Liz Truss and Kwasi Kwarteng have vacated the centre ground, allowing Labour to have clear dividing lines with the Conservatives
The precise predicament he often found himself in was slightly different: during Covid but also in the months after, he didn’t disagree so much with the government’s policies as he did with how ministers were implementing them. Now he can move from an approach that might be summarised roughly as ‘we would do this too but better’ to ‘we would do something totally different’.
But the conference will see a shift from Starmer and his frontbench colleagues talking to the party about how it needs to change in order to win, to speaking to the country. The focus will be on ‘bread and butter’ issues: the cost of living, NHS, crime and education will be the four big areas where we’ll get announcements.
What is the party’s slogan?
There seem to be two slogans doing the rounds in Liverpool this weekend. The official one is ‘fairer, greener future’, and there has even been a fight about whether the party’s red rose should have gone green in order to signal that Labour sees the fight against climate change as being key to the future. The problem is that as well as probably looking awful (there are some greenish-white roses, it is true, but the plant might look as though it hadn’t yet opened from its bud if it was a rich green), it would invite suggestions that Labour might be open to working with the Greens. That was a prospect in days gone by when Jeremy Corbyn and even Ed Miliband led, but not now.
The other is ‘fresh start for Britain’, which some frontbenchers are using. The two don’t contradict one another – mind you, very few conference slogans have enough meaning anyway – but one of the challenges Starmer has had over the first year and a bit of his leadership has been to restore message discipline in his party.
Trouble with the unions
On the subject of message discipline, Starmer and Angela Rayner have been insisting today that they will always defend the right to strike, but the leader is coming under pressure to show more solidarity with workers. He is sticking to his instruction that frontbenchers not join picket lines, and that will certainly come up in tomorrow’s conference hall debates and speeches about work. Party sources feel only Unite is the union likely to air its dirty laundry in public, but members and indeed some MPs are unhappy with the position Starmer is taking, which is that the party has a different job to do than the unions.

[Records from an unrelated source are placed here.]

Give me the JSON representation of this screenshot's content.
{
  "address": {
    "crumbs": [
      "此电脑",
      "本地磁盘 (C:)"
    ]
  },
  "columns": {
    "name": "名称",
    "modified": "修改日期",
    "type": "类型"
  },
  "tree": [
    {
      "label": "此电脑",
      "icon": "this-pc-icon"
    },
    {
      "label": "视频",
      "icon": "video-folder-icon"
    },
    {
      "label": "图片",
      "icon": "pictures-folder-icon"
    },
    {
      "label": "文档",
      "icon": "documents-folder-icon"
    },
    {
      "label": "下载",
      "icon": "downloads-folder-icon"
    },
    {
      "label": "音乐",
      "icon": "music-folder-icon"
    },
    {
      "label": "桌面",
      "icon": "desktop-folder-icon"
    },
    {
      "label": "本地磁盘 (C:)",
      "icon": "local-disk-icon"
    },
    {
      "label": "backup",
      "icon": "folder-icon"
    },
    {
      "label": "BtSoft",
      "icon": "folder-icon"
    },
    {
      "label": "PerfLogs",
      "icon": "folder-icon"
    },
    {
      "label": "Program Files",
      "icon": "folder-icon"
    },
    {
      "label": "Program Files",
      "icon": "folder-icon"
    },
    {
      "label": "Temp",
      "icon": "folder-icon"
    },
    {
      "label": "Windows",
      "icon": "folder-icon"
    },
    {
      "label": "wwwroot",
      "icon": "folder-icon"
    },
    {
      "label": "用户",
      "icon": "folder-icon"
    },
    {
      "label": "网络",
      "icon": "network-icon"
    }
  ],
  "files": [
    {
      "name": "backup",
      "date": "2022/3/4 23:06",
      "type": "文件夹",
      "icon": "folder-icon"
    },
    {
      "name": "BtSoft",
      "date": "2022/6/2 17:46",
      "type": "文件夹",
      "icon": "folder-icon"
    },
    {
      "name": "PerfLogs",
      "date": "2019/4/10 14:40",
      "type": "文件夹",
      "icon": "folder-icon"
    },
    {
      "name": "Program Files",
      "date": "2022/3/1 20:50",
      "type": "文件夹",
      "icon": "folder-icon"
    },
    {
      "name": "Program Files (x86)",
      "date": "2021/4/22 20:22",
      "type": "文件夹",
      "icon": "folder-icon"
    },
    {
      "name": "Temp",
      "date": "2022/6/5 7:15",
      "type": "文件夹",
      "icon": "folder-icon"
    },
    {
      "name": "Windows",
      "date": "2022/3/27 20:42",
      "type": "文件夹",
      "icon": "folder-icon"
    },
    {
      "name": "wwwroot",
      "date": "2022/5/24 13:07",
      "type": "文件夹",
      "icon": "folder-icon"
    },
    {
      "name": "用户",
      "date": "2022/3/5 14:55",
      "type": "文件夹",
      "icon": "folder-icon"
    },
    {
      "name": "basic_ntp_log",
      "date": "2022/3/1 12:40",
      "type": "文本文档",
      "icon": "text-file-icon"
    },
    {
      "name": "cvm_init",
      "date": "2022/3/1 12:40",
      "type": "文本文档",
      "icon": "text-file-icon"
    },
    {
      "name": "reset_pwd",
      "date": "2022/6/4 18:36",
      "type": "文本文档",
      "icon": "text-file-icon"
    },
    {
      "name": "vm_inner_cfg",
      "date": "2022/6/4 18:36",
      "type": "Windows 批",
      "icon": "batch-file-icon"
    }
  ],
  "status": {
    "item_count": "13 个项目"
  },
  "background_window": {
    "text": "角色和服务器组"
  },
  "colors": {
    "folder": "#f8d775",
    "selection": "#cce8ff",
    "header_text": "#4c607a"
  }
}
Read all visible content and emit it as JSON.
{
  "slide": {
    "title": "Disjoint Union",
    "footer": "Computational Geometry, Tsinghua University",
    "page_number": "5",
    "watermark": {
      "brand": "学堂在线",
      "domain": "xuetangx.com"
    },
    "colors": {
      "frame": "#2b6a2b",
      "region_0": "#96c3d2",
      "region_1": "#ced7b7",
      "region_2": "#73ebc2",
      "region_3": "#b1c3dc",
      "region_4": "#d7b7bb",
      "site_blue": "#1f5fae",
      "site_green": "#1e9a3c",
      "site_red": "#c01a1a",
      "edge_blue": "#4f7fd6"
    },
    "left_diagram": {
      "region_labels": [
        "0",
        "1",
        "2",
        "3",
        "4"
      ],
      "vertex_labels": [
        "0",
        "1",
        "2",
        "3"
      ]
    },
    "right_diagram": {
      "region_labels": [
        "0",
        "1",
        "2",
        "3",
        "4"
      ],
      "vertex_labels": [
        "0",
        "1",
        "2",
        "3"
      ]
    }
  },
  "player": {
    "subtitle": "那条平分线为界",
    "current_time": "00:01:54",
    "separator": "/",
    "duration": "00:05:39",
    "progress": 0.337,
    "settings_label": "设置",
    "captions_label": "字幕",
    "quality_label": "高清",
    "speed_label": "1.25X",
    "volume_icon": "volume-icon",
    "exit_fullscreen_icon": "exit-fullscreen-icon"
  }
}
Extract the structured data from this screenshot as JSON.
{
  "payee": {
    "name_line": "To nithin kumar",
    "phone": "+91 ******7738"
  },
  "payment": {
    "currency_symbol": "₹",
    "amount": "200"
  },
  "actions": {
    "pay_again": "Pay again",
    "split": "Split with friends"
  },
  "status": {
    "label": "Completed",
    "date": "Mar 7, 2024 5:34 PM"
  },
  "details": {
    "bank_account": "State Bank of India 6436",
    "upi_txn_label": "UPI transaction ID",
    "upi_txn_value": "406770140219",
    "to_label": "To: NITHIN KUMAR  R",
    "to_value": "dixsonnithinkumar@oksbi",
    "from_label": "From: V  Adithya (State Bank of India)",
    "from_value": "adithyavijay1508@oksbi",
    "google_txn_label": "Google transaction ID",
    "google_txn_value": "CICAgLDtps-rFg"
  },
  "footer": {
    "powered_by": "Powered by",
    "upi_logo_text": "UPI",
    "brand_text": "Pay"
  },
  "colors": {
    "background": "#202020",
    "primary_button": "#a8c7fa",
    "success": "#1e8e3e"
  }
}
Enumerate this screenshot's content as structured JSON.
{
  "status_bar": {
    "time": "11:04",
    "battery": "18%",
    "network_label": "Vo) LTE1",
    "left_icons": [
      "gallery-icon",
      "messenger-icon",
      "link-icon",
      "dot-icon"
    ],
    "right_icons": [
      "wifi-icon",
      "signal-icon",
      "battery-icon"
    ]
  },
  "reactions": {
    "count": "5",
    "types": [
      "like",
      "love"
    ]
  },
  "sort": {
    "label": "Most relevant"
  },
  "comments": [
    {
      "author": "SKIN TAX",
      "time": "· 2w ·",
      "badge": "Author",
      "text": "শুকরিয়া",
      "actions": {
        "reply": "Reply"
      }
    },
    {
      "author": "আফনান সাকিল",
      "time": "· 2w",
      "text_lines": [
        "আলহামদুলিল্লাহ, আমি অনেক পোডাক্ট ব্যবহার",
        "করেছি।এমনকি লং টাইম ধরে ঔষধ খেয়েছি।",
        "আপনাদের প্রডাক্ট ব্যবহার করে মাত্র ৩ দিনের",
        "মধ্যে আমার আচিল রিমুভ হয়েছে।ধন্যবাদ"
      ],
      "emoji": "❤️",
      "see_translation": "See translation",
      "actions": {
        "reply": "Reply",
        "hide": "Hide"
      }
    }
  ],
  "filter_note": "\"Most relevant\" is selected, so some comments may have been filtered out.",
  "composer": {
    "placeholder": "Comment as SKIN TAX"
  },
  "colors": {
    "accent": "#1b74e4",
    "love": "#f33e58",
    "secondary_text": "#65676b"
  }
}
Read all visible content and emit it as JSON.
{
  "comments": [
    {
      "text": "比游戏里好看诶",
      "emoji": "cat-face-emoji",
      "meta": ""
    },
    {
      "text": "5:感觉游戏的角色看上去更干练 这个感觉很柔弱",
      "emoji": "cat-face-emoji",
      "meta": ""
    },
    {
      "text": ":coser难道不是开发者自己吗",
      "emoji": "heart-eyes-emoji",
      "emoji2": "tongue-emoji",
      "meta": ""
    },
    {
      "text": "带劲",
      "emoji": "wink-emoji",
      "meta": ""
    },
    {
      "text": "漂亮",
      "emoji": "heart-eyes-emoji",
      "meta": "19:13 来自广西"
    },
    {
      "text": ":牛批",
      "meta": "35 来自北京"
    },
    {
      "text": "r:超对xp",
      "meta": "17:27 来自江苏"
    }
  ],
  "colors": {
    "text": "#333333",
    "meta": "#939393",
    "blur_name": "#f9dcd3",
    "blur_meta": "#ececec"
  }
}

Has Starmer got what it takes?
Starmer’s big speech this year is on Tuesday, rather than at the close of conference. That used to the traditional timetable for Labour so that Tony Blair could leave conference early and make a show of returning to Westminster to get on with the business of governing. Moving it to the last event of the conference meant delegates went home roused by their leader, but gave him very little chance to soak up their appreciation or drive the message home before the Tory conference started. Starmer’s colleagues also think he found last year’s event ‘lonely’ because he spent most of it either preparing for his speech or trying to avoid people so that he didn’t catch Covid at what was a super-spreader event.
The Labour leader introduced himself, his backstory and what he stood for at last year’s conference, but he is still heading into this one with questions about his capacity to excite voters. When Johnson was prime minister, being a bit boring might have been a virtue in contrast to the endless psychodrama in the Tory party. But Starmer is not his party’s best communicator, and there are plenty on his frontbench – and in the wider party – who think they could do the job better. Angela Rayner, Wes Streeting (who I interviewed in this week’s magazine), and Andy Burnham are the most prominent figures.
Behind the scenes, senior figures are still anxious that Starmer just doesn’t have the ability to get the party back into government, even though they admire the internal changes he has made. Today when interviewed by Laura Kuenssberg, the Labour leader claimed that ‘the hope of a Labour victory has turned into a belief in a Labour government’. But that’s not the private mood among the shadow cabinet, many of whom are still anxious that they might yet lose the nest election.